ABC star Tony Armstrong has shut down the suggestion that his second Logies win means there are no racists in Australia.
Armstrong, a former AFL player who presents sports on ABC News Breakfast, posted a question on his TikTok account from someone suggesting his Bert Newton award for Most Popular Host Logie contradicted his views.
‘Now that you’ve won a Logie, which is a popularity award, can you STOP calling Australians racist now?’ the question posed.
Armstrong, who was wearing a gray hoodie and appeared to be at home, replied, “This one’s pretty good.”
He issued and messed up before picking up his new Logie statue and flashing a big cheeky smile.
Tony Armstrong has answered a question suggesting his Logies victory will change his outspoken views
‘No, I won’t stop because some Australians are still racist.’
Before Saturday’s awards show, Armstrong sent out a seemingly tongue-in-cheek tweet.
“I fully respect the nominees, but a vote for me is a vote that will keep you on the right side of history.”

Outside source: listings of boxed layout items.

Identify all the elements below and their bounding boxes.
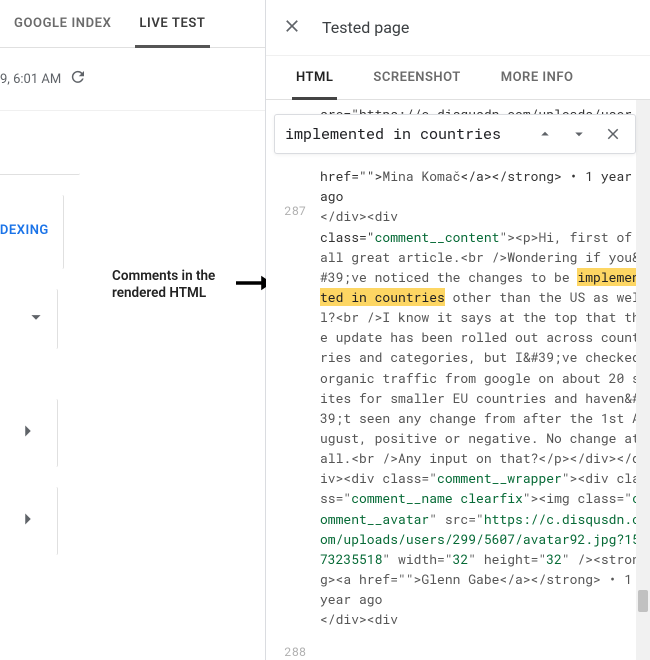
- search-close-icon[interactable]: [599, 120, 627, 148]
- panel-header: Tested page: [266, 0, 650, 56]
- scrollbar-track[interactable]: [636, 100, 650, 660]
- chevron-right-icon: [17, 508, 39, 534]
- left-tabs: GOOGLE INDEX LIVE TEST: [0, 0, 265, 48]
- left-column: GOOGLE INDEX LIVE TEST 9, 6:01 AM INDEXI…: [0, 0, 265, 660]
- line-number: 287: [284, 202, 306, 221]
- refresh-icon[interactable]: [69, 68, 87, 90]
- annotation: Comments in the rendered HTML: [112, 268, 272, 302]
- tested-page-panel: Tested page HTML SCREENSHOT MORE INFO 28…: [265, 0, 650, 660]
- line-gutter: 287 288: [266, 100, 314, 660]
- expand-card[interactable]: [0, 289, 58, 349]
- chevron-down-icon: [25, 306, 47, 332]
- annotation-text: Comments in the rendered HTML: [112, 268, 232, 302]
- html-source-view[interactable]: 287 288 src="https://c.disqusdn.com/uplo…: [266, 100, 650, 660]
- panel-tabs: HTML SCREENSHOT MORE INFO: [266, 56, 650, 100]
- timestamp-row: 9, 6:01 AM: [0, 48, 265, 111]
- timestamp-text: 9, 6:01 AM: [0, 72, 61, 87]
- tab-google-index[interactable]: GOOGLE INDEX: [0, 0, 125, 47]
- line-number: 288: [284, 643, 306, 660]
- tab-more-info[interactable]: MORE INFO: [481, 56, 594, 99]
- nav-card-2[interactable]: [0, 487, 58, 555]
- indexing-label: INDEXING: [0, 223, 49, 238]
- tab-live-test[interactable]: LIVE TEST: [125, 0, 219, 47]
- search-prev-icon[interactable]: [531, 120, 559, 148]
- tab-html[interactable]: HTML: [276, 56, 353, 99]
- indexing-card[interactable]: INDEXING: [0, 195, 64, 269]
- panel-title: Tested page: [322, 18, 409, 37]
- search-bar: [274, 114, 636, 154]
- chevron-right-icon: [17, 420, 39, 446]
- search-next-icon[interactable]: [565, 120, 593, 148]
- close-icon[interactable]: [282, 16, 302, 40]
- tab-screenshot[interactable]: SCREENSHOT: [353, 56, 480, 99]
- search-input[interactable]: [285, 124, 525, 144]
- code-lines: src="https://c.disqusdn.com/uploads/user…: [320, 104, 646, 629]
- card-blank-top: [0, 111, 80, 175]
- nav-card-1[interactable]: [0, 399, 58, 467]
- scrollbar-thumb[interactable]: [638, 590, 648, 612]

In 2022, Armstrong took home the Graham Kennedy Award for Most Popular New Talent at the 2022 Logie Awards.
However, he was later attacked by online trolls for welcoming the country during the awards.
Social media users accused the 33-year-old man from Barranbinya of “wake-up” and “virtue-signaling”.
“Shut up bro,” he wrote.
‘I am a blackfulla and I have a duty to respect the land I stand on.’
Armstrong denounced the racist online abuse he received last November for discussing the Australian netball team’s split with sponsor Gina Rinehart over comments his father made about indigenous peoples.
One email, sent to his work address, was riddled with racial slurs, referring to the former Swans, Crows and Collingwood player as “disgusting trash” and an “uneducated dog”.
“This shit has to stop,” Armstrong posted on Twitter along with a screenshot of the offending message.
‘However, one thing is for sure, this is not a gun for us to stop talking or step forward. Sent to my work email, no less.
ABC management forwarded the email to police.
In April, Armstrong told Stellar magazine that being labeled an indigenous TV star was a double-edged sword.
“All of us who are in the performing arts who are on television, who are behind the microphone, who are represented in the print media, will continue to be frustrated,” he said.
‘I know most of us would love to cross out ‘Indigenous’ before our name when talking about us.
‘What a pleasure it would be to be ‘Tony Armstrong, Dancer’. ‘Tony Armstrong, guitarist, musician…’ whatever.’
But he said the ‘other side of the coin’ was that indigenous stars have a responsibility to ‘keep moving forward’.
“I guess being a blackfella is being political whether you like it or not,” he said.
Though he delivered a forceful punch, Armstrong also showed off his cheeky side as he held up his latest Logie statue.
‘And that’s hard because, far away, have you seen what politics is like? It is full.
‘So it would be nice to be able to worry about your job and not have the added stress of: you made a blue; did you do things
‘It’s not just you who got filled; it’s all your people who were smeared with it, (and) wrongly’.
In the same interview, Armstrong admitted that he knew very little about whether the Voice would be good or bad for Aboriginal people.
He said Aboriginal people should be the ones to talk about the Voice and admitted that it was a complex issue.
“I let people who really know their crap give advice on it,” he said.
“The way it frames itself in public discourse is that it’s binary, but it’s much more nuanced and complex than that,” he said.
Armstrong said he would seek out prominent indigenous Australians and elders to help him decide.
“I am going to follow the path of my leaders,” he said.
Armstrong said the Voice debate was making it “another hot year for black guys.”
“Our very identity will be torn and torn and examined,” he said.
“The irony, however it goes, will be: It’s not necessarily going to be the black kids whose vote makes the difference.”